The independent asset manager comparison site Finner.nl recently published its ProNL index figures for the first quarter of 2022 in this article. These figures reflect the average returns achieved by Dutch asset managers in the first quarter of this year, after deducting fees. The key question now, of course, is: how do we at Stoic perform compared to these figures?
Global stock markets fell sharply last quarter. For example, our own Dutch AEX index stood at 827 points on November 17, 2021 – its highest point ever. Just one quarter later, the AEX was down more than 100 points. Things can change.
The logical consequence is that every asset manager in the Netherlands posted a negative return in this first quarter. But it's precisely during difficult times that you can discover which asset managers invest better than the rest. And guess what: Stoic also outperformed the average Dutch passive or active asset manager in the first quarter of this year.
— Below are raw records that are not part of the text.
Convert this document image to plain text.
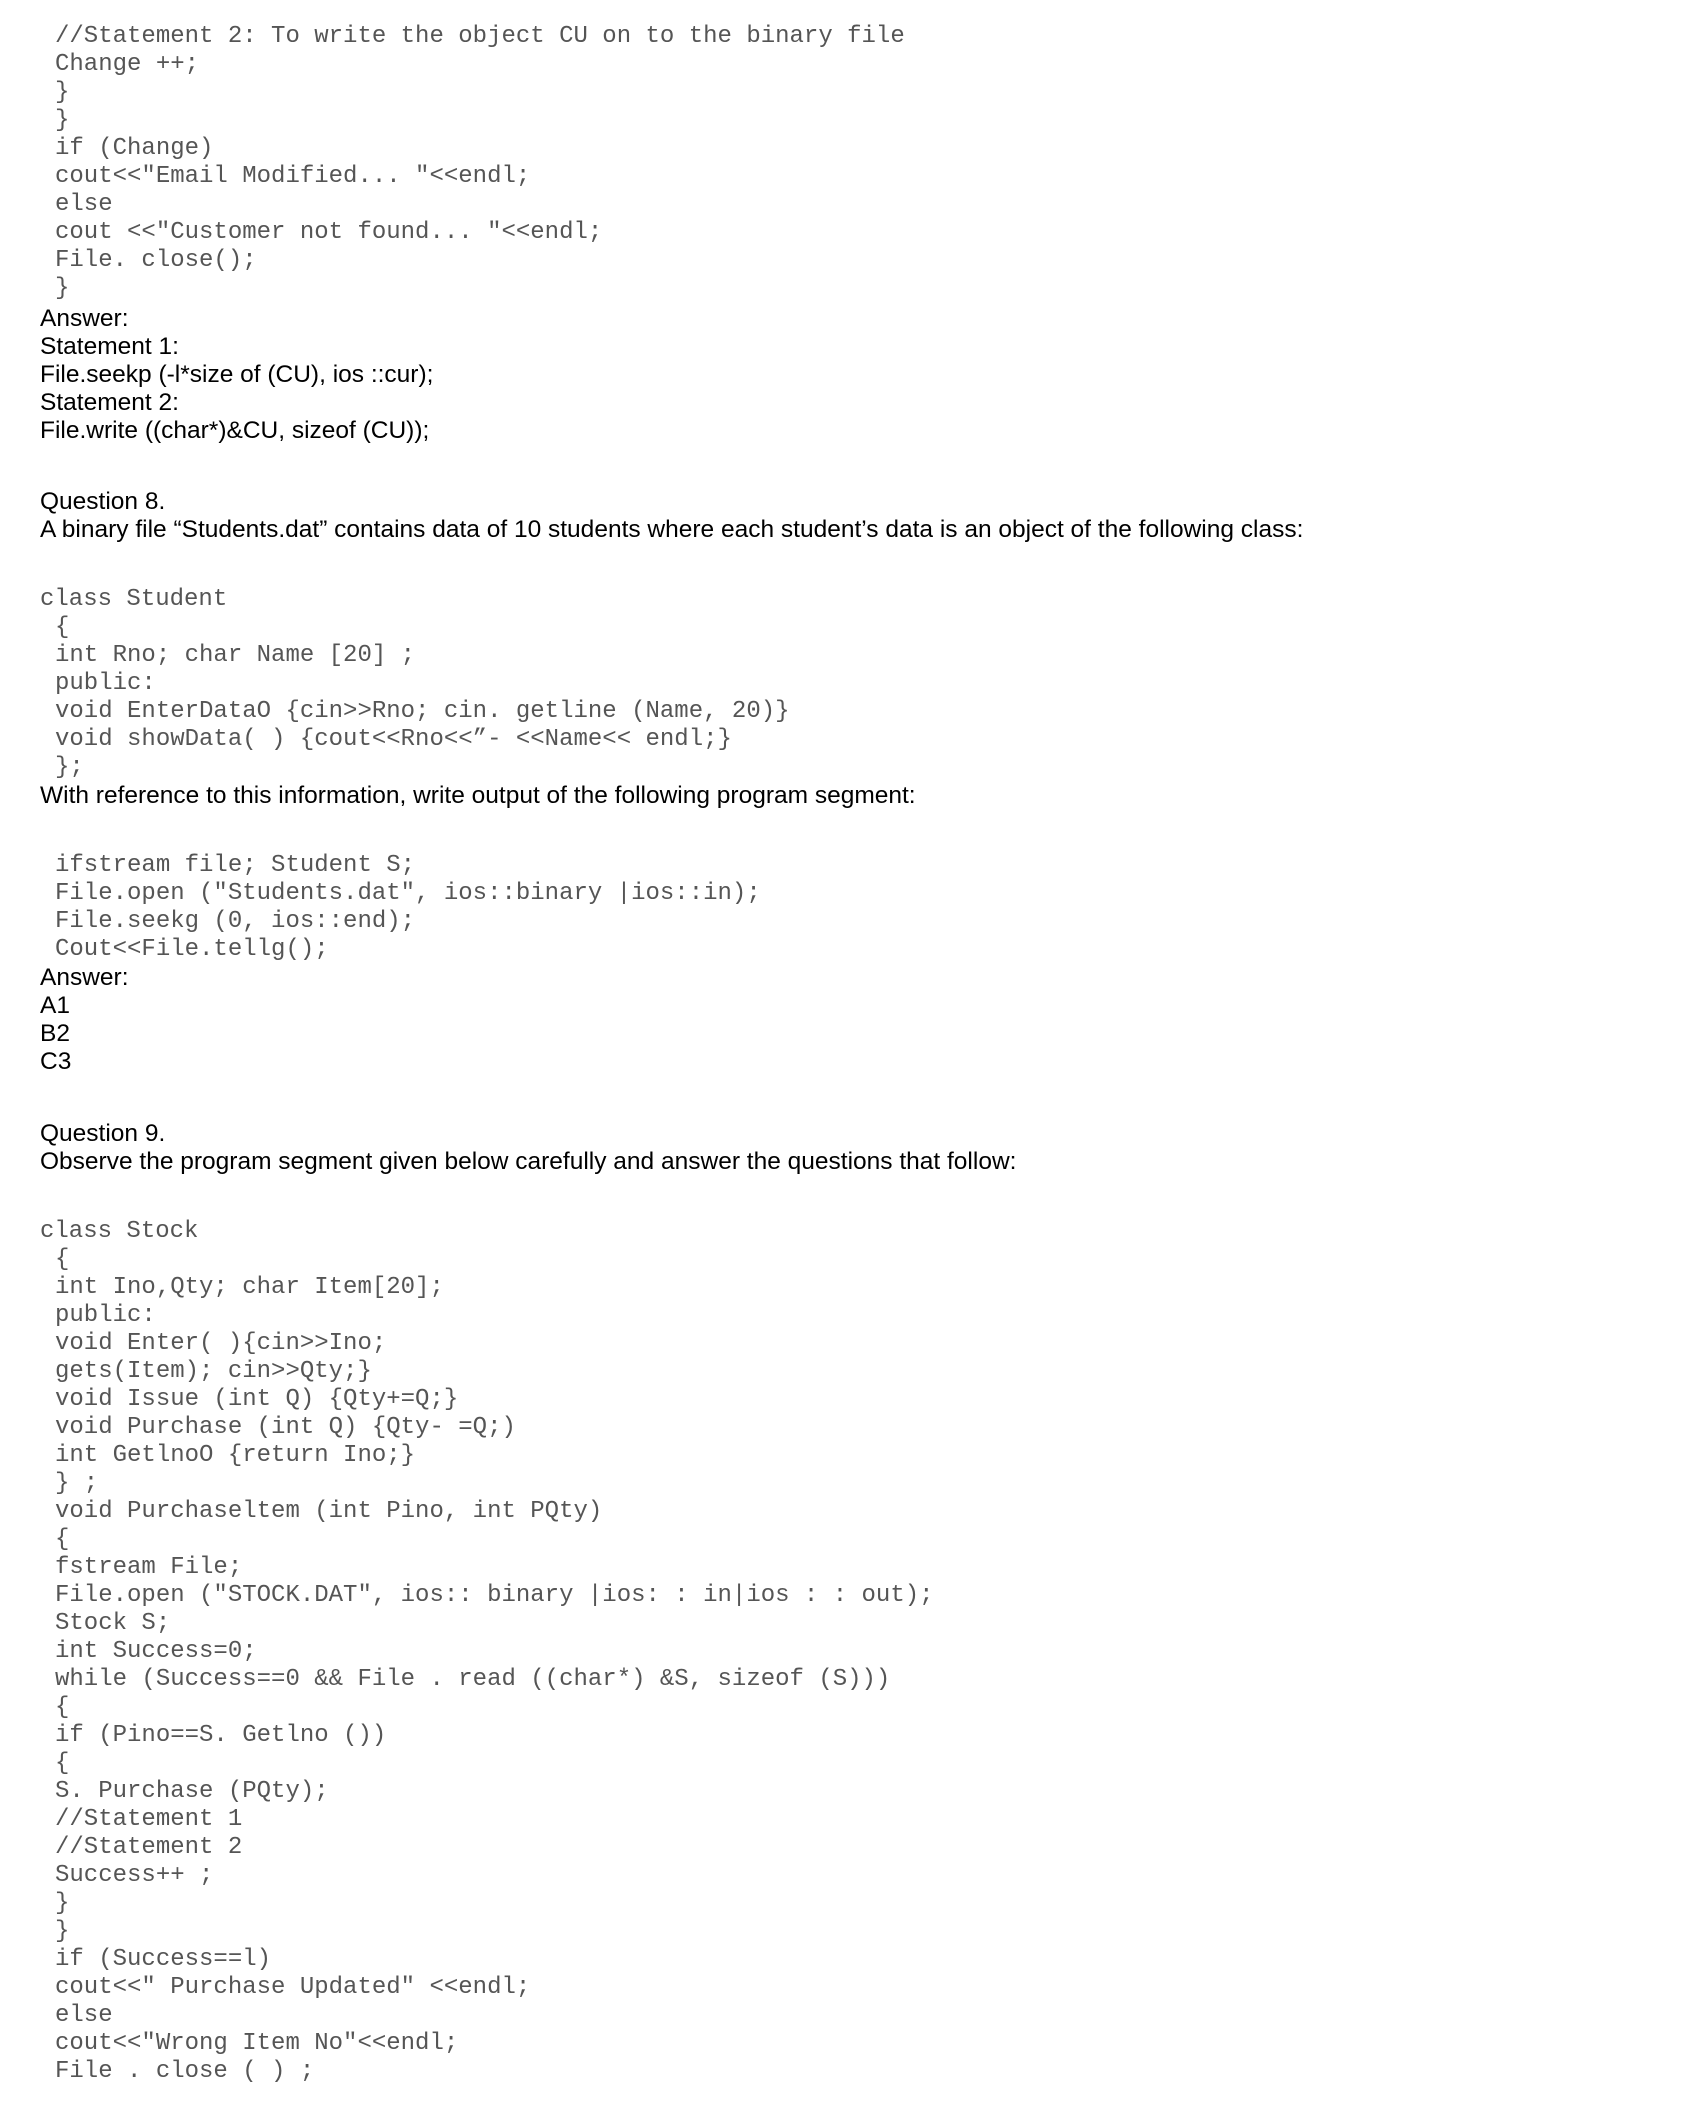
//Statement 2: To write the object CU on to the binary file

Change ++;

}

}

if (Change)

cout<<"Email Modified... "<<endl;

else

cout <<"Customer not found... "<<endl;

File. close();

}

Answer:

Statement 1:

File.seekp (-l*size of (CU), ios ::cur);

Statement 2:

File.write ((char*)&CU, sizeof (CU));

Question 8.

A binary file “Students.dat” contains data of 10 students where each student’s data is an object of the following class:

class Student

{

int Rno; char Name [20] ;

public:

void EnterDataO {cin>>Rno; cin. getline (Name, 20)}

void showData( ) {cout<<Rno<<”- <<Name<< endl;}

};

With reference to this information, write output of the following program segment:

ifstream file; Student S;

File.open ("Students.dat", ios::binary |ios::in);

File.seekg (0, ios::end);

Cout<<File.tellg();

Answer:

A1

B2

C3

Question 9.

Observe the program segment given below carefully and answer the questions that follow:

class Stock

{

int Ino,Qty; char Item[20];

public:

void Enter( ){cin>>Ino;

gets(Item); cin>>Qty;}

void Issue (int Q) {Qty+=Q;}

void Purchase (int Q) {Qty- =Q;)

int GetlnoO {return Ino;}

} ;

void Purchaseltem (int Pino, int PQty)

{

fstream File;

File.open ("STOCK.DAT", ios:: binary |ios: : in|ios : : out);

Stock S;

int Success=0;

while (Success==0 && File . read ((char*) &S, sizeof (S)))

{

if (Pino==S. Getlno ())

{

S. Purchase (PQty);

//Statement 1

//Statement 2

Success++ ;

}

}

if (Success==l)

cout<<" Purchase Updated" <<endl;

else

cout<<"Wrong Item No"<<endl;

File . close ( ) ;
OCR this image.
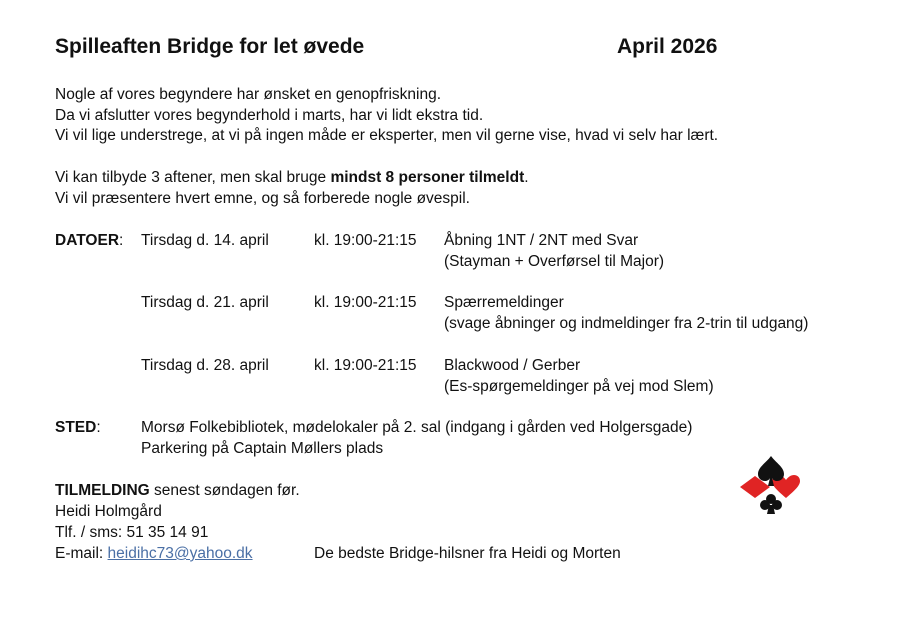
Spilleaften Bridge for let øvede	April 2026
Nogle af vores begyndere har ønsket en genopfriskning.
Da vi afslutter vores begynderhold i marts, har vi lidt ekstra tid.
Vi vil lige understrege, at vi på ingen måde er eksperter, men vil gerne vise, hvad vi selv har lært.
Vi kan tilbyde 3 aftener, men skal bruge mindst 8 personer tilmeldt.
Vi vil præsentere hvert emne, og så forberede nogle øvespil.
DATOER: Tirsdag d. 14. april	kl. 19:00-21:15 Åbning 1NT / 2NT med Svar
(Stayman + Overførsel til Major)
Tirsdag d. 21. april	kl. 19:00-21:15 Spærremeldinger
(svage åbninger og indmeldinger fra 2-trin til udgang)
Tirsdag d. 28. april	kl. 19:00-21:15 Blackwood / Gerber
(Es-spørgemeldinger på vej mod Slem)
STED:	Morsø Folkebibliotek, mødelokaler på 2. sal (indgang i gården ved Holgersgade)
Parkering på Captain Møllers plads
TILMELDING senest søndagen før.
Heidi Holmgård
Tlf. / sms: 51 35 14 91
E-mail: heidihc73@yahoo.dk	De bedste Bridge-hilsner fra Heidi og Morten
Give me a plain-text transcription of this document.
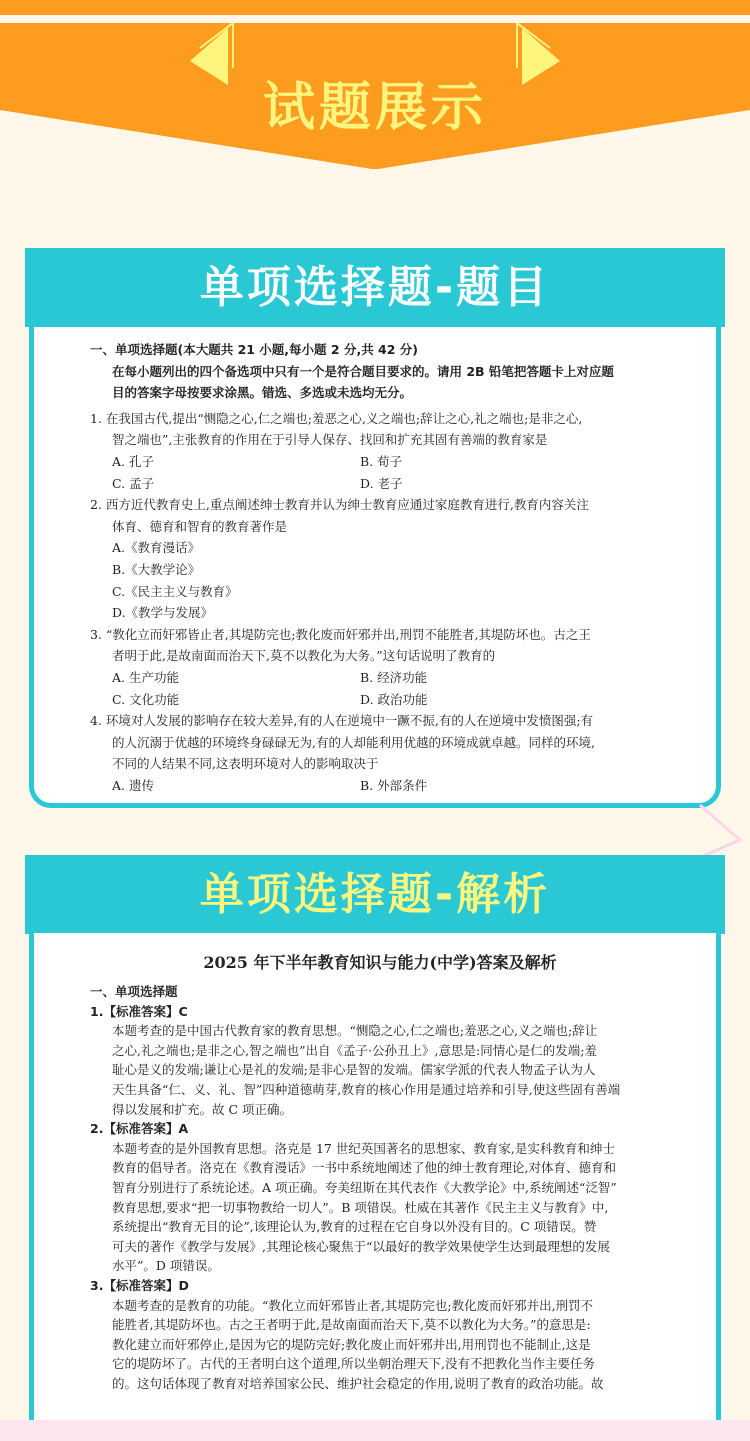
试题展示
单项选择题-题目

一、单项选择题(本大题共 21 小题,每小题 2 分,共 42 分)

在每小题列出的四个备选项中只有一个是符合题目要求的。请用 2B 铅笔把答题卡上对应题

目的答案字母按要求涂黑。错选、多选或未选均无分。

1. 在我国古代,提出“恻隐之心,仁之端也;羞恶之心,义之端也;辞让之心,礼之端也;是非之心,

智之端也”,主张教育的作用在于引导人保存、找回和扩充其固有善端的教育家是

A. 孔子	B. 荀子
C. 孟子	D. 老子

2. 西方近代教育史上,重点阐述绅士教育并认为绅士教育应通过家庭教育进行,教育内容关注

体育、德育和智育的教育著作是

A.《教育漫话》

B.《大教学论》

C.《民主主义与教育》

D.《教学与发展》

3. “教化立而奸邪皆止者,其堤防完也;教化废而奸邪并出,刑罚不能胜者,其堤防坏也。古之王

者明于此,是故南面而治天下,莫不以教化为大务。”这句话说明了教育的

A. 生产功能	B. 经济功能
C. 文化功能	D. 政治功能

4. 环境对人发展的影响存在较大差异,有的人在逆境中一蹶不振,有的人在逆境中发愤图强;有

的人沉溺于优越的环境终身碌碌无为,有的人却能利用优越的环境成就卓越。同样的环境,

不同的人结果不同,这表明环境对人的影响取决于

A. 遗传	B. 外部条件
单项选择题-解析

2025 年下半年教育知识与能力(中学)答案及解析

一、单项选择题

1.【标准答案】C

本题考查的是中国古代教育家的教育思想。“恻隐之心,仁之端也;羞恶之心,义之端也;辞让

之心,礼之端也;是非之心,智之端也”出自《孟子·公孙丑上》,意思是:同情心是仁的发端;羞

耻心是义的发端;谦让心是礼的发端;是非心是智的发端。儒家学派的代表人物孟子认为人

天生具备“仁、义、礼、智”四种道德萌芽,教育的核心作用是通过培养和引导,使这些固有善端

得以发展和扩充。故 C 项正确。

2.【标准答案】A

本题考查的是外国教育思想。洛克是 17 世纪英国著名的思想家、教育家,是实科教育和绅士

教育的倡导者。洛克在《教育漫话》一书中系统地阐述了他的绅士教育理论,对体育、德育和

智育分别进行了系统论述。A 项正确。夸美纽斯在其代表作《大教学论》中,系统阐述“泛智”

教育思想,要求“把一切事物教给一切人”。B 项错误。杜威在其著作《民主主义与教育》中,

系统提出“教育无目的论”,该理论认为,教育的过程在它自身以外没有目的。C 项错误。赞

可夫的著作《教学与发展》,其理论核心聚焦于“以最好的教学效果使学生达到最理想的发展

水平”。D 项错误。

3.【标准答案】D

本题考查的是教育的功能。“教化立而奸邪皆止者,其堤防完也;教化废而奸邪并出,刑罚不

能胜者,其堤防坏也。古之王者明于此,是故南面而治天下,莫不以教化为大务。”的意思是:

教化建立而奸邪停止,是因为它的堤防完好;教化废止而奸邪并出,用刑罚也不能制止,这是

它的堤防坏了。古代的王者明白这个道理,所以坐朝治理天下,没有不把教化当作主要任务

的。这句话体现了教育对培养国家公民、维护社会稳定的作用,说明了教育的政治功能。故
As you can see in the chart above, Stoic has significantly lower losses than the rest in every profile. Why is that?
- That's because we always diversify the equity portion of our portfolios across all stocks worldwide. This ultimate diversification somewhat mitigates losses on the stock markets. Tech companies, for example, have faced sharp price declines. These are mitigated by the somewhat more stable prices of larger, traditional companies.
- That's because the bond portion of our portfolios consists solely of truly risk-averse bonds. This is often different with other managers. Many managers use relatively risky bonds, resulting in greater losses than necessary.
- That's because we charge the lowest costs in the market. This simply results in a higher return. And in the event of a loss, that loss is limited.
So active investing doesn't work.
It's also striking that the average active asset manager underperforms the average passive manager. This is odd: the goal of an active investment strategy is to beat the stock market. In bad times, like now, the active manager's promise should be that active trading can limit losses. But that promise isn't being kept. Passive investing simply turns out to work better than active investing. And our stoic approach to investing is, in fact, ultra-passive. We call our approach "Calm Capital Control," and with that, we significantly outperform the average active and passive manager in the Netherlands.